Berdasarkan uraian di atas, maka perlu dilakukan penelitian untuk mengembangkan produk bakso dari belut. Bakso belut ini diharapkan mampu menjadi alternatif produk olahan pangan hewani yang memiliki nilai gizi yang baik dan dapat diterima oleh konsumen.

Tujuan Tujuan Umum

Penelitian ini bertujuan untuk memanfaatkan belut (Monoptherus albus Zuieuw) dalam pembuatan bakso.

Tujuan Khusus

Tujuan khusus dari penelitian ini adalah untuk :

1. Menganalisis sifat fisik, kandungan gizi, dan daya cerna protein belut (Monoptherus albus Zuieuw).

2. Menentukan formula yang tepat dalam pembuatan bakso belut.

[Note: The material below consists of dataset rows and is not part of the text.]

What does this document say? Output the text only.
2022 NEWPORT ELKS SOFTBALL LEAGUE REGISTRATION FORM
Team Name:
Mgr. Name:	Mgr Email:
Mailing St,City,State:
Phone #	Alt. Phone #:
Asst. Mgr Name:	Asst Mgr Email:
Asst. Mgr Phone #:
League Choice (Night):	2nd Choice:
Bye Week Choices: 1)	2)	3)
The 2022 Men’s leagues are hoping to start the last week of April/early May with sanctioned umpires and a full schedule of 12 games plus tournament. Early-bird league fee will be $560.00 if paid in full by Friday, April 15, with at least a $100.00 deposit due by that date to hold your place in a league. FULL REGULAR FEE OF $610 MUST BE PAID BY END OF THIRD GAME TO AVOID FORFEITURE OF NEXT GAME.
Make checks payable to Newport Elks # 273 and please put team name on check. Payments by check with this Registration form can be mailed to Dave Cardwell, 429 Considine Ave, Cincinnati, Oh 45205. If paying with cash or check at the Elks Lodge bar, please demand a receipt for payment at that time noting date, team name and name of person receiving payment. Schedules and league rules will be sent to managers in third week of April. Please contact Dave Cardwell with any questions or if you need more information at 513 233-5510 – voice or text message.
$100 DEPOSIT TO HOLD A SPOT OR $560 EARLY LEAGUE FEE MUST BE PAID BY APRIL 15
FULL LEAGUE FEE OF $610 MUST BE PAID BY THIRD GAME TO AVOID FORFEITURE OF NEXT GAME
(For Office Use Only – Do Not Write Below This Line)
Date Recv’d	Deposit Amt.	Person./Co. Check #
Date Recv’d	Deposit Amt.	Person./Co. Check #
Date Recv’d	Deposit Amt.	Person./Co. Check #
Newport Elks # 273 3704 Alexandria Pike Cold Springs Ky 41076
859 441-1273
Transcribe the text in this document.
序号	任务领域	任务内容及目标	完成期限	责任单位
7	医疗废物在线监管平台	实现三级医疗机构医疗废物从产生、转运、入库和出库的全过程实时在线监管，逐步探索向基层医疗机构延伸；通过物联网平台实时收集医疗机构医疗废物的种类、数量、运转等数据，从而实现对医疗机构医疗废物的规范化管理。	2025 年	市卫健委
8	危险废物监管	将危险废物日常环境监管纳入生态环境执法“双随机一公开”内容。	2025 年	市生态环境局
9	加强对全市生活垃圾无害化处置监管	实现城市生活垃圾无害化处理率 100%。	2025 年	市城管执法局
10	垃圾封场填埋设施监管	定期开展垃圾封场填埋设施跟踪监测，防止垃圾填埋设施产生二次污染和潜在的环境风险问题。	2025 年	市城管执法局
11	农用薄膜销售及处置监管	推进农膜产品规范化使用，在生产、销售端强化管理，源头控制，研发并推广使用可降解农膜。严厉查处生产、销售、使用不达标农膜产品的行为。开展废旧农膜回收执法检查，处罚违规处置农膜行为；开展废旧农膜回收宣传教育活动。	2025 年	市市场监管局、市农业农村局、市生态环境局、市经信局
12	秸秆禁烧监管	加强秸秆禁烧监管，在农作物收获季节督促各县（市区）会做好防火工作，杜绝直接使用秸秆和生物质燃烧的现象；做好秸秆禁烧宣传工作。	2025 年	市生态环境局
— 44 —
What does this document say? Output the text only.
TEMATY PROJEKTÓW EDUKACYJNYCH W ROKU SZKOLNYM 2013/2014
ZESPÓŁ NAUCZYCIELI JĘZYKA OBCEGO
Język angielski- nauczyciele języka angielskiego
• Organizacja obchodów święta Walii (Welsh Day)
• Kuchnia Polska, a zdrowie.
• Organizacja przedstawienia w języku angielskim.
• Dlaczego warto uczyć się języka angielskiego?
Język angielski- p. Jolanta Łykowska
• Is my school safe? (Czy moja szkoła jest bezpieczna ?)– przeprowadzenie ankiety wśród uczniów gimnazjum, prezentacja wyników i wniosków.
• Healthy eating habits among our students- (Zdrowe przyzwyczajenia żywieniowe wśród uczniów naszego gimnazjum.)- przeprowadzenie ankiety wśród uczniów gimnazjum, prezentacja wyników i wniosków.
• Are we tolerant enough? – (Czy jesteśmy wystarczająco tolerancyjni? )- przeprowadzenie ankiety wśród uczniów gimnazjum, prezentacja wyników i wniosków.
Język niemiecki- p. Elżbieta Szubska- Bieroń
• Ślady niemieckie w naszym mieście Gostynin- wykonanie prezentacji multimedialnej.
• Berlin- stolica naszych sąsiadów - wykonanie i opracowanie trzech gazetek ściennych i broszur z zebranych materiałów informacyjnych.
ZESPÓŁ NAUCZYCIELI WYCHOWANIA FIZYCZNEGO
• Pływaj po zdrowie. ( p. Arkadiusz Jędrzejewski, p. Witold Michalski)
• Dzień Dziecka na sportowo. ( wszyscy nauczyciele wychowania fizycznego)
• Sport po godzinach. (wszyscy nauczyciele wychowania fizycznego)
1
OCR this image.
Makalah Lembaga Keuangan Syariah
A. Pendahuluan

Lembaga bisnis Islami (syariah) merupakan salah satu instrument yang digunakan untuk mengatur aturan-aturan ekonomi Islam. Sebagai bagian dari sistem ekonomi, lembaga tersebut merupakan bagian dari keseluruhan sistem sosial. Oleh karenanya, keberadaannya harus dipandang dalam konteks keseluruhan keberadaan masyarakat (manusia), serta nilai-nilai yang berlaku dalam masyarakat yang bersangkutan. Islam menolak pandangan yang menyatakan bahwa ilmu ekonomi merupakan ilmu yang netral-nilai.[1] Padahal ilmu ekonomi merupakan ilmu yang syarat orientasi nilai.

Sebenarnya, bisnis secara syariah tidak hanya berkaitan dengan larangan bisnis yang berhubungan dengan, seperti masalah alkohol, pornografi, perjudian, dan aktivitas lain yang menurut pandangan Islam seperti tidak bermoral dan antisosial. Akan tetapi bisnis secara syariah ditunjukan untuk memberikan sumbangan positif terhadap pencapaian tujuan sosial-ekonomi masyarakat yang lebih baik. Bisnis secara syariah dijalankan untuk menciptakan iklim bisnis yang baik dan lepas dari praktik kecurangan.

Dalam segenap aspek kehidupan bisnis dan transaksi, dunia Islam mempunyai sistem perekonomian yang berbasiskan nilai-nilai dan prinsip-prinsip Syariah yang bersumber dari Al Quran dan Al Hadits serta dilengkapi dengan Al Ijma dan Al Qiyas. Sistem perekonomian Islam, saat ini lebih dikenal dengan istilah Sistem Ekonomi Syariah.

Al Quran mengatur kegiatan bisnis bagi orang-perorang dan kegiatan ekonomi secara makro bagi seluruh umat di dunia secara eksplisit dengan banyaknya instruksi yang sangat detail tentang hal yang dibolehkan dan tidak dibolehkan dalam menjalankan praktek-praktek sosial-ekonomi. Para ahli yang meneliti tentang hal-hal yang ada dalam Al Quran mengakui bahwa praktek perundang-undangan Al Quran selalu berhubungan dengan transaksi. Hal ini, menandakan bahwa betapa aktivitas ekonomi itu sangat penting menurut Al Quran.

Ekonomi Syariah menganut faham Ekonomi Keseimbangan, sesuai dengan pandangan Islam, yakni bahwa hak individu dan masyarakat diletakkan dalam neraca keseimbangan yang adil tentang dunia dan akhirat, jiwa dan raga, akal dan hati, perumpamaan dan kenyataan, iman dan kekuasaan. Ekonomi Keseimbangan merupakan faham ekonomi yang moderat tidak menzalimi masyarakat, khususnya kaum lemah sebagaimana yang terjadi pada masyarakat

3. Mengkaji pengaruh dari penambahan jenis tepung dan konsentrasi penambahan tepung yang berbeda serta interaksi antar faktor terhadap sifat organoleptik bakso belut.

4. Menganalisis sifat fisik, kandungan gizi, dan daya cerna bakso belut formula terpilih.

5. Menilai kontribusi zat gizi bakso belut formula terpilih terhadap Acuan Label Gizi (ALG) serta menghitung biaya pembuatan bakso belut formula terpilih.

Kegunaan

Penelitian ini diharapkan dapat menghasilkan bakso yang dapat diterima oleh konsumen. Bakso yang dihasilkan diharapkan juga dapat dijadikan sebagai alternatif pangan hewani yang kaya zat gizi dan mampu meningkatkan nilai ekonomis belut.